= Ribbon graph =

Visual technique in topological graph theory

A ribbon graph with one vertex (the yellow disk), three edges (two of them twisted), and one face. It represents an embedding of a graph with three self-loops onto the connected sum of three projective planes.

In topological graph theory, a ribbon graph is a way to represent graph embeddings, equivalent in power to signed rotation systems and graph-encoded maps. It is convenient for visualization of embeddings, because it can represent surfaces without self-intersections
(unlike embeddings of the whole surface into three-dimensional Euclidean space) and because it omits the parts of the surface that are far away from the graph, allowing holes through which the rest of the embedding can be seen.
Ribbon graphs are also called fat graphs.

==Definition==
In a ribbon graph representation, each vertex of a graph is represented by a topological disk, and each edge is represented by a topological rectangle with two opposite ends glued to the edges of vertex disks (possibly to the same disk as each other).

==Embeddings==
A ribbon graph representation may be obtained from an embedding of a graph onto a surface (and a metric on the surface) by choosing a sufficiently small number $\epsilon$, and representing each vertex and edge by their $\epsilon$-neighborhoods in the surface. For small values of $\epsilon$, the edge rectangles become long and thin like ribbons, giving the name to the representation.

In the other direction, from a ribbon graph one may find the faces of its corresponding embedding as the components of the boundary of the topological surface formed by the ribbon graph. One may recover the surface itself by gluing a topological disk to the ribbon graph along each boundary component. The partition of the surface into vertex disks, edge disks, and face disks given by the ribbon graph and this gluing process is a different but related representation of the embedding called a band decomposition.
The surface onto which the graph is embedded may be determined by whether it is orientable (true if each cycle in the graph has an even number of twists) and by its Euler characteristic.
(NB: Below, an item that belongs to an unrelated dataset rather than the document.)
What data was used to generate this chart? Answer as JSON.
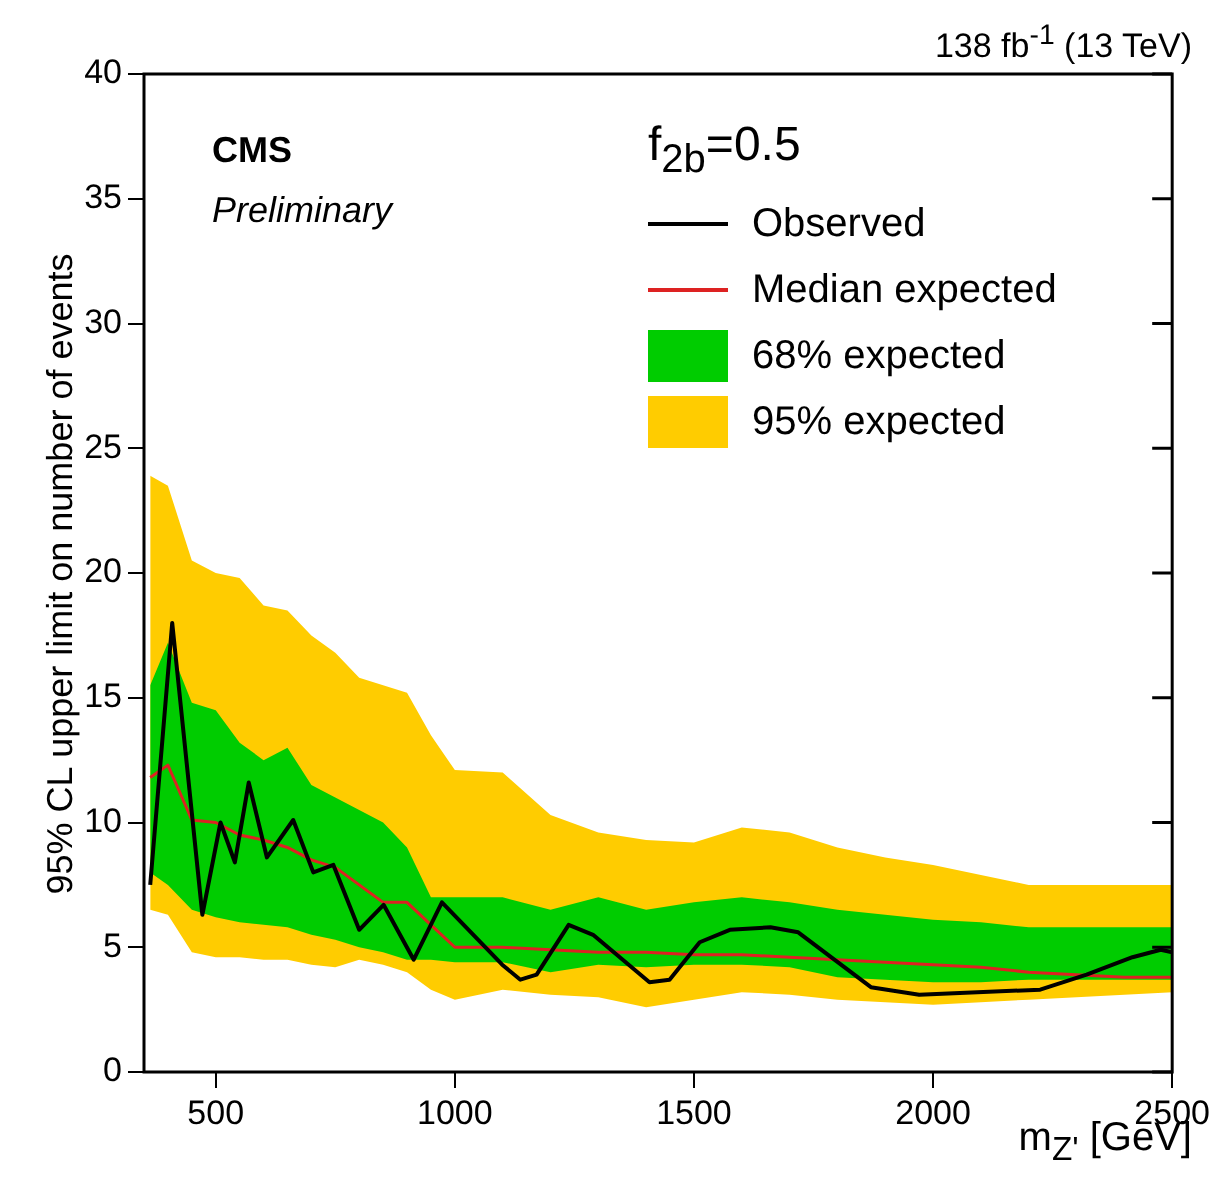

The embeddings that can be represented by ribbon graphs are the ones in which a graph is embedded onto a 2-manifold (without boundary) and in which each face of the embedding is a topological disk.

==Equivalence==
Two ribbon graph representations are said to be equivalent (and to define homeomorphic graph embeddings) if they are related to each other by a homeomorphism of the topological space formed by the union of the vertex disks and edge rectangles that preserves the identification of these features. Ribbon graph representations may be equivalent even if it is not possible to deform one into the other within 3-dimensional space; this notion of equivalence considers only the intrinsic topology of the representation, and not how it is embedded.

However, ribbon graphs are also applied in knot theory, where weaker notions of equivalence that take into account the embedding in R^{ 3} may be used.